“Change your life with an Open University qualification” boasts the OU website. And this week’s guest, author and dementia campaigner Gina Awad, did exactly that – though actually she changed not just her life but many hundreds, possibly thousands, of lives. For it was through a health and social care degree in 2011, at the age of 41, that she first became interested in dementia.
Since then she’s gone on to win one of only 12 of the highly competitive places on a training retreat in America for those who work or share their lives with people with dementia. She’s trekked the Great Wall of China, raising £2,500 for Alzheimer’s Research UK, been named Dementia Champion of the Year by the Alzheimer’s Society, created a dementia friendly GP resource guide for Devon, introduced dementia-friendly cinema screenings, collaborated with award-winning cartoonist Tony Husband to produce two “Shining a Light on Dementia” calendars, been recognised as one of the one hundred most influential women in Exeter and, in 2018, received a British Empire Medal for voluntary services for people living with dementia in Devon.
She also presents a radio show focussed on living better with dementia. But by far her biggest achievement, Gina says, is launching Exeter’s Dementia Action Alliance.
Later this year, in June, Gina’s book, “United: Caring For Our Loved Ones Living With Dementia”, once again written in collaboration with the cartoonist Tony Husband, will be published.

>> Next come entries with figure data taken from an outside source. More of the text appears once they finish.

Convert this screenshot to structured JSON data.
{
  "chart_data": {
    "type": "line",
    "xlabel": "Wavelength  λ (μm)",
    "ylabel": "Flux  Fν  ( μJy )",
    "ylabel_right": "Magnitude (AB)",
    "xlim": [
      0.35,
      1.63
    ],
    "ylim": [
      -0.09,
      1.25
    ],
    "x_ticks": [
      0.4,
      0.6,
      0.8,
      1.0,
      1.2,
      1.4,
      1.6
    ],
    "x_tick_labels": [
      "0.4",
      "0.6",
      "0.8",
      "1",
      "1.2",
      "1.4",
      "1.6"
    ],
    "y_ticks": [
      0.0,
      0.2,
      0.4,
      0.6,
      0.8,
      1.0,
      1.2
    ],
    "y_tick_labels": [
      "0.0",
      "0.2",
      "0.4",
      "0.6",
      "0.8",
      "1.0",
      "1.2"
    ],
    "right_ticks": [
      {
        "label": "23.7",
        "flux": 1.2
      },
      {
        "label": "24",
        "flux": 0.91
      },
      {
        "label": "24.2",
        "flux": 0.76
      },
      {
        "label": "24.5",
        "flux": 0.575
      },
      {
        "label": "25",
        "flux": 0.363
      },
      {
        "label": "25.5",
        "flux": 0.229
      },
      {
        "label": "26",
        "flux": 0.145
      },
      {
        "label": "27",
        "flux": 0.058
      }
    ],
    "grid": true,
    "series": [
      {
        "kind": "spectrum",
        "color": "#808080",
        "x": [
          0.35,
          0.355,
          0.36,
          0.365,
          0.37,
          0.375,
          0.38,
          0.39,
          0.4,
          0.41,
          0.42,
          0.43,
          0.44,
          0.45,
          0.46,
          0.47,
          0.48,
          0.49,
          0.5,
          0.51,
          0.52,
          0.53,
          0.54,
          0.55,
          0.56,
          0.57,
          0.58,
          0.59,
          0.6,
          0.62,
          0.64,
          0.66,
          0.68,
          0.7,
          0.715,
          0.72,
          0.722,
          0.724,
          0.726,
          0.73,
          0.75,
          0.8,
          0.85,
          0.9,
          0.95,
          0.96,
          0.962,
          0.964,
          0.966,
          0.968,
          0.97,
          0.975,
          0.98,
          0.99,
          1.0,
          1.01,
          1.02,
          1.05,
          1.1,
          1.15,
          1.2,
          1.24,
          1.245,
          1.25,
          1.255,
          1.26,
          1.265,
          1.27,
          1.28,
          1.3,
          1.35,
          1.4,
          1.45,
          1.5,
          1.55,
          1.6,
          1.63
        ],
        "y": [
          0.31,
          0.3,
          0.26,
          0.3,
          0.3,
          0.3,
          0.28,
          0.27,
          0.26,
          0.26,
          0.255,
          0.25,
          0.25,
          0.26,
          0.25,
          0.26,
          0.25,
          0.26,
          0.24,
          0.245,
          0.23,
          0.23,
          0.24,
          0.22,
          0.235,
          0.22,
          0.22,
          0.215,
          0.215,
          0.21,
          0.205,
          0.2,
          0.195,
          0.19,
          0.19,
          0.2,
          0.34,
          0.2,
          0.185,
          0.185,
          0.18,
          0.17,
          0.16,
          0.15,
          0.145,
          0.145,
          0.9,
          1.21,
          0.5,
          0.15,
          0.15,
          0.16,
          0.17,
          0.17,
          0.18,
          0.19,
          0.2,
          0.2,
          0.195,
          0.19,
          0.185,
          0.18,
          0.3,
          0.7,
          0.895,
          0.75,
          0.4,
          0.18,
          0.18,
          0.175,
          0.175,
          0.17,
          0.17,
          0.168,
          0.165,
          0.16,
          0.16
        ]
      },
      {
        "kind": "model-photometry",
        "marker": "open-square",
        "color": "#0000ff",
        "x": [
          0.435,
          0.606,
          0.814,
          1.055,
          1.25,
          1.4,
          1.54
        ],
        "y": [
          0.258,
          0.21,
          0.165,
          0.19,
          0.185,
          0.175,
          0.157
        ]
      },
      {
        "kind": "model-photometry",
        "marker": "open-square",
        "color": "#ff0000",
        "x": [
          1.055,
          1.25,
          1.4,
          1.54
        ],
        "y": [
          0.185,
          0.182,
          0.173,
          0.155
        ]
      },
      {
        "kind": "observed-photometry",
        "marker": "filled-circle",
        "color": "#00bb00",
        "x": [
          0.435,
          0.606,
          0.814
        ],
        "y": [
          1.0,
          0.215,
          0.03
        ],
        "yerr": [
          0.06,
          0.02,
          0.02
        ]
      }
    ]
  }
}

What is perhaps even more extraordinary is that Gina’s passion and drive to improve life for those with dementia comes not from direct personal experience, but rather from childhood memories of her and sister visiting care homes with their grandmother, who encouraged residents to engage in the creative arts.
“What really struck me then, over 40 years ago, was not the residents who were involved with the activities but those who weren’t. I felt a myriad of emotions to which, at the time, I didn’t connect. It wasn’t until a few years ago that I realised the impact those residents had had on me. As a little girl I’d observed and identified with their sense of disconnectedness, fear and vulnerability – and their isolation and loneliness never left me”.
Now, everything Gina does is about making a difference for those with dementia and their families. “I want people to feel included and understood, she says, and to be treated with compassion so that they can live a meaningful life”.